Compute the predictions.

Parameters:
  • output_names – name of the outputs

  • input_feed – dictionary { input_name: input_value }

  • run_options – See onnxruntime.RunOptions.

Returns:

list of results, every result is either a numpy array, a sparse tensor, a list or a dictionary.

sess.run([output_name], {input_name: x})
run_with_iobinding(iobinding, run_options=None)

Compute the predictions.

Parameters:
  • iobinding – the iobinding object that has graph inputs/outputs bind.

  • run_options – See onnxruntime.RunOptions.

run_with_ort_values(output_names, input_dict_ort_values, run_options=None)

Compute the predictions.

Parameters:
  • output_names – name of the outputs

  • input_dict_ort_values – dictionary { input_name: input_ort_value } See OrtValue class how to create OrtValue from numpy array or SparseTensor

  • run_options – See onnxruntime.RunOptions.

Returns:

an array of OrtValue

sess.run([output_name], {input_name: x})
run_with_ortvaluevector(run_options, feed_names, feeds, fetch_names, fetches, fetch_devices)

Compute the predictions similar to other run_*() methods but with minimal C++/Python conversion overhead.

Parameters:
  • run_options – See onnxruntime.RunOptions.

  • feed_names – list of input names.

  • feeds – list of input OrtValue.

  • fetch_names – list of output names.

  • fetches – list of output OrtValue.

  • fetch_devices – list of output devices.

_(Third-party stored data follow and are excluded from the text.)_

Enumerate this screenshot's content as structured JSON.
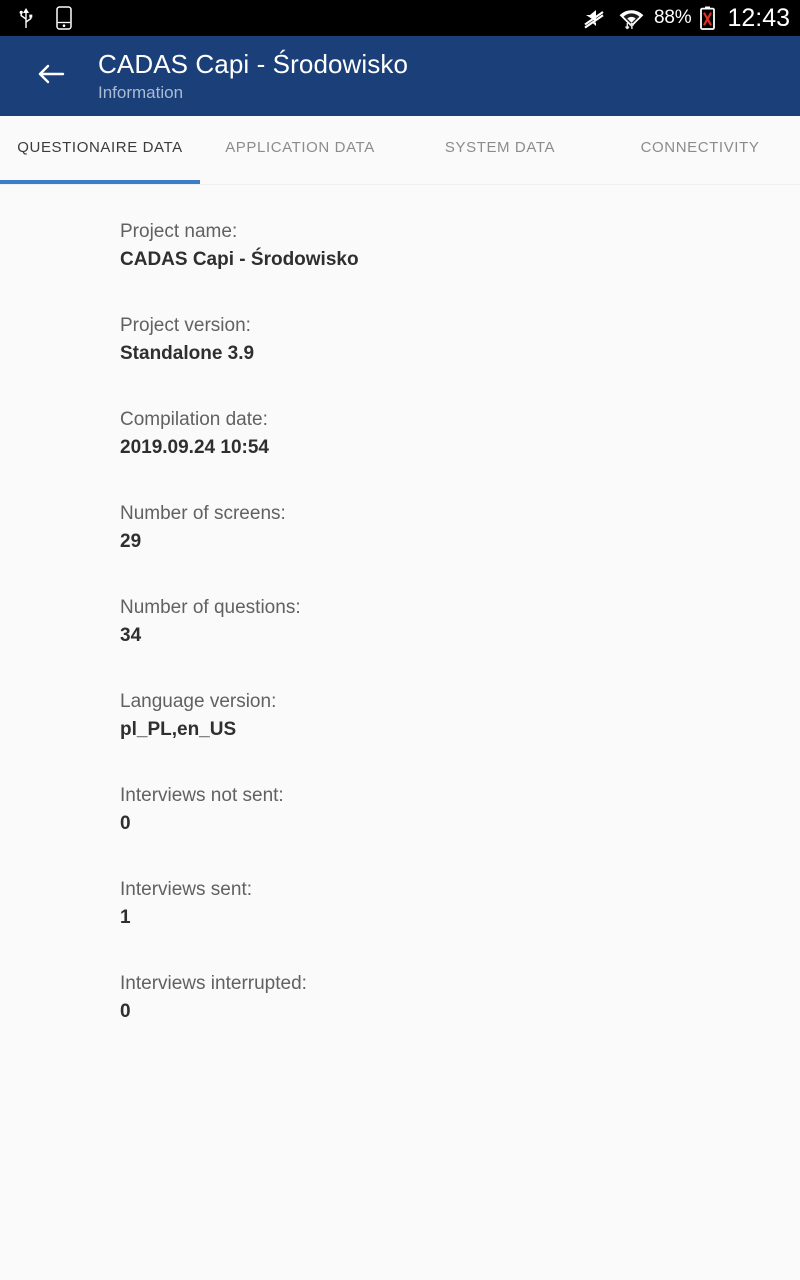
{
  "statusbar": {
    "left_icons": [
      "usb-icon",
      "sim-card-icon"
    ],
    "right_icons": [
      "mute-icon",
      "wifi-data-icon",
      "battery-error-icon"
    ],
    "battery_percent": "88%",
    "clock": "12:43"
  },
  "appbar": {
    "back_icon": "back-arrow-icon",
    "title": "CADAS Capi - Środowisko",
    "subtitle": "Information",
    "background_color": "#1b4079"
  },
  "tabs": {
    "active_index": 0,
    "accent_color": "#3d7cc9",
    "items": [
      {
        "label": "QUESTIONAIRE DATA"
      },
      {
        "label": "APPLICATION DATA"
      },
      {
        "label": "SYSTEM DATA"
      },
      {
        "label": "CONNECTIVITY"
      }
    ]
  },
  "content": {
    "fields": [
      {
        "label": "Project name:",
        "value": "CADAS Capi - Środowisko"
      },
      {
        "label": "Project version:",
        "value": "Standalone 3.9"
      },
      {
        "label": "Compilation date:",
        "value": "2019.09.24 10:54"
      },
      {
        "label": "Number of screens:",
        "value": "29"
      },
      {
        "label": "Number of questions:",
        "value": "34"
      },
      {
        "label": "Language version:",
        "value": "pl_PL,en_US"
      },
      {
        "label": "Interviews not sent:",
        "value": "0"
      },
      {
        "label": "Interviews sent:",
        "value": "1"
      },
      {
        "label": "Interviews interrupted:",
        "value": "0"
      }
    ]
  }
}
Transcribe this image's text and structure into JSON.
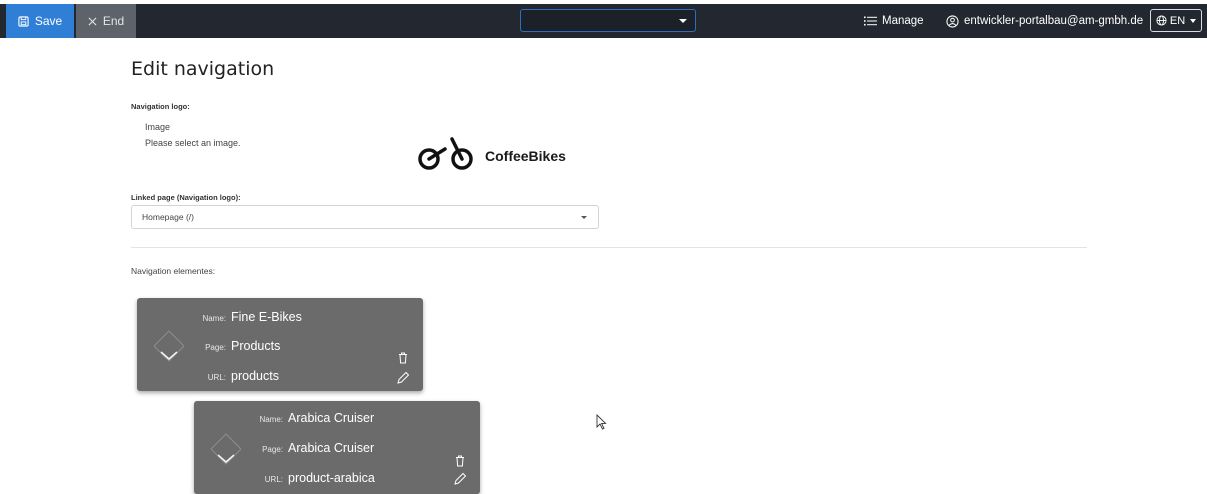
{
  "topbar": {
    "save_label": "Save",
    "end_label": "End",
    "manage_label": "Manage",
    "user_email": "entwickler-portalbau@am-gmbh.de",
    "language": "EN"
  },
  "page": {
    "title": "Edit navigation"
  },
  "logo_section": {
    "label": "Navigation logo:",
    "image_label": "Image",
    "image_hint": "Please select an image.",
    "logo_text": "CoffeeBikes"
  },
  "linked_page": {
    "label": "Linked page (Navigation logo):",
    "value": "Homepage (/)"
  },
  "nav_elements": {
    "label": "Navigation elementes:",
    "items": [
      {
        "name_key": "Name:",
        "name": "Fine E-Bikes",
        "page_key": "Page:",
        "page": "Products",
        "url_key": "URL:",
        "url": "products"
      },
      {
        "name_key": "Name:",
        "name": "Arabica Cruiser",
        "page_key": "Page:",
        "page": "Arabica Cruiser",
        "url_key": "URL:",
        "url": "product-arabica"
      }
    ]
  },
  "colors": {
    "topbar": "#23272f",
    "save_button": "#2f7fd6",
    "end_button": "#5d626b",
    "card": "#6b6b6b"
  },
  "icons": [
    "save-icon",
    "close-icon",
    "chevron-down-icon",
    "list-icon",
    "user-icon",
    "globe-icon",
    "bicycle-logo-icon",
    "drag-handle-icon",
    "trash-icon",
    "pencil-icon",
    "mouse-cursor-icon"
  ]
}
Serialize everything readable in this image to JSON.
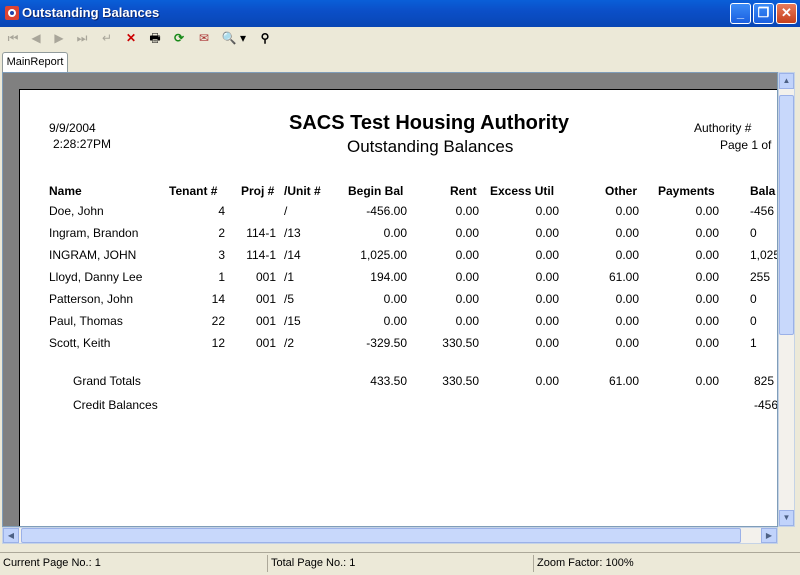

set_providers(providers=None, provider_options=None)

Register the input list of execution providers. The underlying session is re-created.

Parameters:
  • providers – Optional sequence of providers in order of decreasing precedence. Values can either be provider names or tuples of (provider name, options dict). If not provided, then all available providers are used with the default precedence.

  • provider_options – Optional sequence of options dicts corresponding to the providers listed in ‘providers’.

‘providers’ can contain either names or names and options. When any options are given in ‘providers’, ‘provider_options’ should not be used.

The list of providers is ordered by precedence. For example [‘CUDAExecutionProvider’, ‘CPUExecutionProvider’] means execute a node using CUDAExecutionProvider if capable, otherwise execute using CPUExecutionProvider.